We teach them about the importance of spaying and neutering their pets. We’re trying to teach them to be kind to animals, to put out water for cats and dogs in the summer. Most importantly, we teach them to love animals and to change the problem that we humans have created.”
Rescue Chocolate’s focus is on the problems within the US, but Gross’s prescription for a brighter future for animals can be applied in Israel and other countries, she says. “My particular focus is on the dogs and cats that wind up in animal shelters. In America, about 4 million of them are killed every year because adoptive homes cannot be found for them. The numbers are just as horrendous in other countries. But this is such a fixable problem.
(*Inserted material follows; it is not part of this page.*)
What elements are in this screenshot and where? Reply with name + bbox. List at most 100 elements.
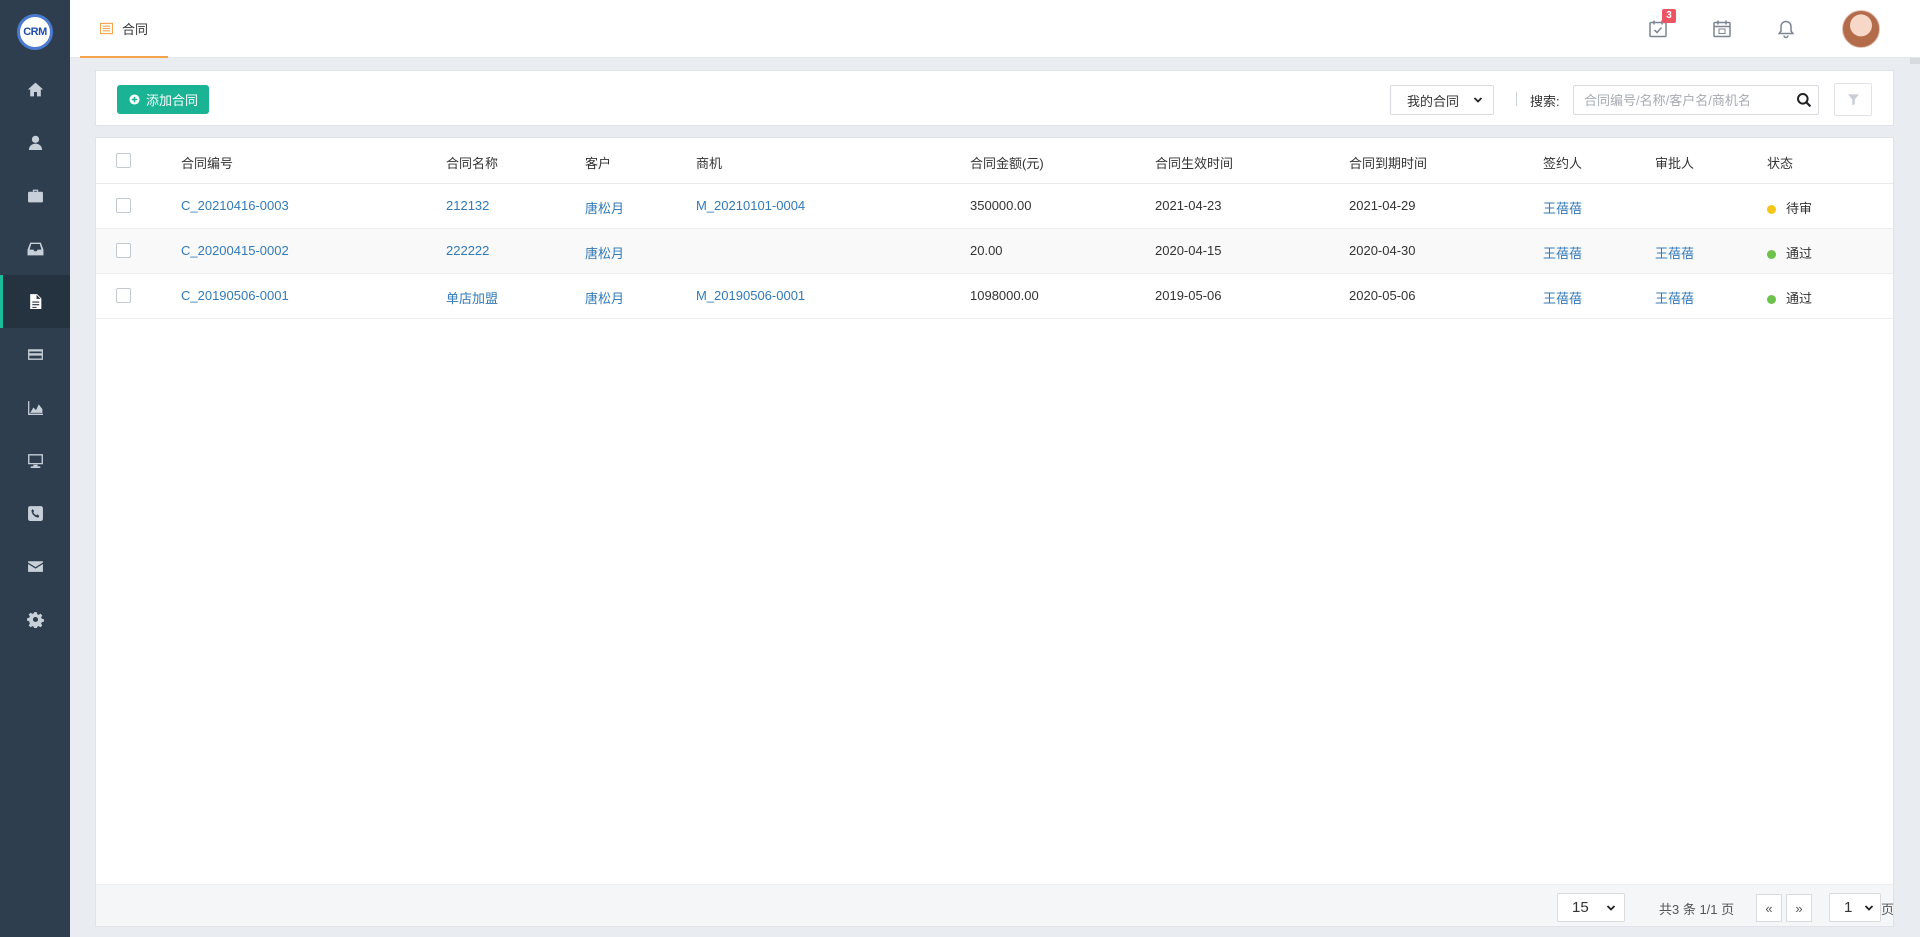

Using such methods as spaying or neutering, fostering, outlawing breed-specific legislation, and lobbying for other positive changes, we could bring that number down to zero.”
Both Rescue Chocolate and the JSPCA stress the importance of adopting shelter pets rather than purebred dogs and cats. Granot of the JSPCA says, “It’s my belief that when you buy a puppy or a purebred, you are killing another dog from another shelter. You are letting breeders know that it’s fine, keep on doing it. When you buy from a breeder, then you support them. When you refuse to buy, but go to a shelter and adopt, you are saving a life. It’s as simple as that.”
Adoption, she continues, provides the best possible life for a pet. “We make life in the shelter as good as we can, but it’s not a life in a home. It never can be; it will never have children and a garden where the pet can play.”
Gross agrees with the JSPCA’s stance on the importance of education and adopting shelter pets.
“I support animal rights because we’re all part of the same precious web of life. I take the talmudic dictum – when you save a life, it is as if you have saved the whole world – to apply to animal life as well,” she says.